In holding M-GHG-1 violated CEQA as an improper deferral of mitigation, the court of appeal emphasized that M-GHG-1 contained no objective standards for the director to apply in determining whether offsets originating in foreign countries are real, permanent, verifiable, enforceable, and additional. As the court explained, M-GHG-1 entrusted the planning director with making several determinations such as whether the proposed offset registry is “reputable” or whether other offsets are “financially feasible,” however, the measure lacked objective criteria to govern such determinations. Further, the court held that because M-GHG-1 failed to comply with CEQA, the County’s CAP was also inadequate, because, to the extent the CAP assumed that in-process and future projects requiring a general plan amendment would not result in significant GHG impacts based on compliance with M-GHG-1, the County’s finding was not supported by substantial evidence.

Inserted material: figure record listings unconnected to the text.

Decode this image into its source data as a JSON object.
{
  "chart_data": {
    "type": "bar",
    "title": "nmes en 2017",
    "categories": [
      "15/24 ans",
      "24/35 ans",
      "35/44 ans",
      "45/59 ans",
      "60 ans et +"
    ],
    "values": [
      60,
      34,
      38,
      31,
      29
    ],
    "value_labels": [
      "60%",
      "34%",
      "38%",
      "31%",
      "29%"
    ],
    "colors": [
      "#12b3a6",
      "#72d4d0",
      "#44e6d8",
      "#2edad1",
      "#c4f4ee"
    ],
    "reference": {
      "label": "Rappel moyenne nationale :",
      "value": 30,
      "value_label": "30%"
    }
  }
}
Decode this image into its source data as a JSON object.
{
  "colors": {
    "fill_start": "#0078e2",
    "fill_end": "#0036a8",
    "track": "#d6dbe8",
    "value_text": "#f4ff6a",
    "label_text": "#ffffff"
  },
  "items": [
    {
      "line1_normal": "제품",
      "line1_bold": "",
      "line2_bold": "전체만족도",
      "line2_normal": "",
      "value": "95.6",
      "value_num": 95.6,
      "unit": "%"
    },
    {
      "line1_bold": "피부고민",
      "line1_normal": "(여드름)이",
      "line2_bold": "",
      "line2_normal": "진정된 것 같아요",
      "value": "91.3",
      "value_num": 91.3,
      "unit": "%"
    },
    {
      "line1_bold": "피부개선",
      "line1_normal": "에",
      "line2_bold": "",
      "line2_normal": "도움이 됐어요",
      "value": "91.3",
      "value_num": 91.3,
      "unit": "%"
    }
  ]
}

In addition to the court’s lengthy analysis of M-GHG-1, the court of appeal’s decision also considered the plaintiff’s arguments that the County’s SEIR failed to comply with CEQA on several other grounds. The appellate court largely agreed with the plaintiffs and affirmed the trial court’s decision, including finding that the SEIR’s cumulative impact analysis was inadequate by failing to analyze impacts other than GHG emissions; that the County’s finding of consistency with the SANDAG Regional Transportation Plan was not supported by substantial evidence; and that the County’s alternatives analysis was inadequate for failing to consider a project alternative aimed at reducing vehicle miles traveled or “VMT”. The appellate court reversed the trial court’s judgment on two issues, however, finding the County’s determination the CAP was consistent with the general plan update was adequately supported under the highly deferential standard of review and that the County’s responses to comments on the draft SEIR were sufficient under CEQA.